Spisal sul piede di guerra: “Carenza di personale e mal organizzazione"
Dopo l’assemblea al Dipartimento di Prevenzione dell’Ulss2 il sindacato guarda alla mobilitazione dei lavoratori
| Isabella Loschi |
TREVISO - “In tutta la Marca sono 27 gli addetti dello Spisal o quasi. Di questi, tolta una maternità, solo 20 sono assunti a contratto a tempo indeterminato, 6 invece sono stati assunti nel corso dell’anno con contratto a tempo determinato. Oltre ai numeri, che già fotografano una situazione di carenza che non regge più - in particolare se si pensa alla mole di lavoro amministrativo e di controllo che svolgono, l’organizzazione e le condizioni lavorative fanno ormai acqua da tutte le parti”. Questa la situazione che da tempo denuncia la Fp Cgil di Treviso, emersa anche ieri all’assemblea, alla presenza della segretaria regionale del sindacato di categoria Sonia Todesco.

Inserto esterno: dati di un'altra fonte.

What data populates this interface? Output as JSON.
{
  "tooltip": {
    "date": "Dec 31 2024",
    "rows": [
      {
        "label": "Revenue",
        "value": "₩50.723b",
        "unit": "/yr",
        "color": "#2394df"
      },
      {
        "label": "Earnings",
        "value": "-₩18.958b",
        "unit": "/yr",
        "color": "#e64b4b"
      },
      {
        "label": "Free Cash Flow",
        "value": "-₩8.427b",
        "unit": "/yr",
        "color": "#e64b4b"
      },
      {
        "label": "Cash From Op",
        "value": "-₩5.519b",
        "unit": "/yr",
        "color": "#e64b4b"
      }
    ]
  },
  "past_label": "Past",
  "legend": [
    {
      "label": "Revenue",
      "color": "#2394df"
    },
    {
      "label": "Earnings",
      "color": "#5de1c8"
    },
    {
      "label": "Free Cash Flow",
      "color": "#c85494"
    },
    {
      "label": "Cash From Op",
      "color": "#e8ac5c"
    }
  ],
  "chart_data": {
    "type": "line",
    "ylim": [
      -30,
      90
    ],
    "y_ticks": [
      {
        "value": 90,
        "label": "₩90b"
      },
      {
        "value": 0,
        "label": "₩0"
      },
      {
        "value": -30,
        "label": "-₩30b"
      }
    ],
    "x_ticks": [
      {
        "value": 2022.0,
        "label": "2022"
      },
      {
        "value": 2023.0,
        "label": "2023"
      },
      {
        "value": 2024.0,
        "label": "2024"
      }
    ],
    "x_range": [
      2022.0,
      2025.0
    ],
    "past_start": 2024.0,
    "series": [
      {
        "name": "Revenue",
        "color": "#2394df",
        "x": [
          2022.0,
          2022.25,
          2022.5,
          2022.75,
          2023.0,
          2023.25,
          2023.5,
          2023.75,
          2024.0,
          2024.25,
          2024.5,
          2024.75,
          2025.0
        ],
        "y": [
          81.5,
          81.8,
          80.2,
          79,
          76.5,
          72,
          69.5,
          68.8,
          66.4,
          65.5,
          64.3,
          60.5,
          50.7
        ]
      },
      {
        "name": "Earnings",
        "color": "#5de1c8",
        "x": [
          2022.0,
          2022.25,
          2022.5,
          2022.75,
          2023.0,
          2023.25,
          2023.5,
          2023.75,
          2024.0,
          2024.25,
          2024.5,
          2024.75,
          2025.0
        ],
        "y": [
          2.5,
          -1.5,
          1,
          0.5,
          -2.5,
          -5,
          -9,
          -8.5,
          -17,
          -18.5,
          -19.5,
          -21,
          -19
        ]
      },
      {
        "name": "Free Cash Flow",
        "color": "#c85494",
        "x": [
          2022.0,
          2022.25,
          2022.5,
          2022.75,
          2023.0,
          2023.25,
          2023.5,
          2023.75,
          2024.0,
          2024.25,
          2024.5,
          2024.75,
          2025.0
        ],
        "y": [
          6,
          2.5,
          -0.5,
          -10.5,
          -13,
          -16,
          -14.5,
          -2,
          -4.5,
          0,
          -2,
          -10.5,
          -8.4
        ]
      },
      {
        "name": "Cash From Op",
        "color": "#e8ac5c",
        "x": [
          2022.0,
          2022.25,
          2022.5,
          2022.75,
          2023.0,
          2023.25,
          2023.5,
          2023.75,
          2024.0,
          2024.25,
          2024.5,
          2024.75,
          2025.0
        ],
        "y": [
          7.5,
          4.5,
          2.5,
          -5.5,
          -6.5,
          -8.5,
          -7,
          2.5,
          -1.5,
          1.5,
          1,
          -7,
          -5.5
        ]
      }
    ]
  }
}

“Alle istanze dei lavoratori che continuiamo insistentemente a portare all’attenzione della direzione generale dell’Ulss2 si fa orecchia da mercante - attacca Sara Tommasin della Fp Cgil di Treviso. “Le risposte non arrivano e la situazione peggiora di giorno. Nel 2021, oltre a due pensionamenti sono state quattro le dimissioni volontarie di dipendenti a contratto a tempo indeterminato e quattro assegnazioni ad altri servizi del Dipartimento Prevenzione. Poi, solo nelle ultime settimane, inspiegabilmente, sono arrivati altri trasferimenti di alcuni tecnici. Lo Spisal non è nuovo a criticità - spiega Tommasin -, già nel 2020 quando la direzione del Dipartimento optò per una rotazione settimanale dei tecnici tra i veri servizi: Spisal, Sian, Sisp, Svet, de-professionalizzando di fatto gli addetti da materie particolari come i rischi specifici, chimici, l’amianto e così via, sapendo come in un territorio così industrializzato sia necessario e di grande rilievo per la salute dare risposte precise alle aziende virtuose e operare controlli per identificare quelle che non applicano le norme. Poi, nel corso dell’emergenza sanitaria molti operatori sono stati dirottati ai centri tampone e vaccinali e contestualmente il rispetto dei protocolli sulla sicurezza è stato per buona parte ridimensionato alla compilazione di check list”.
“Un’escalation, dunque, di mal organizzazione e disinvestimento sulla forza lavoro del Dipartimento prevenzione che impatta gravemente sulle condizioni professionali e di vita degli addetti - conclude Tommasin -. La misura è colma, e ora anche con mandato dei lavoratori è giunto il momento di passare ai fatti”.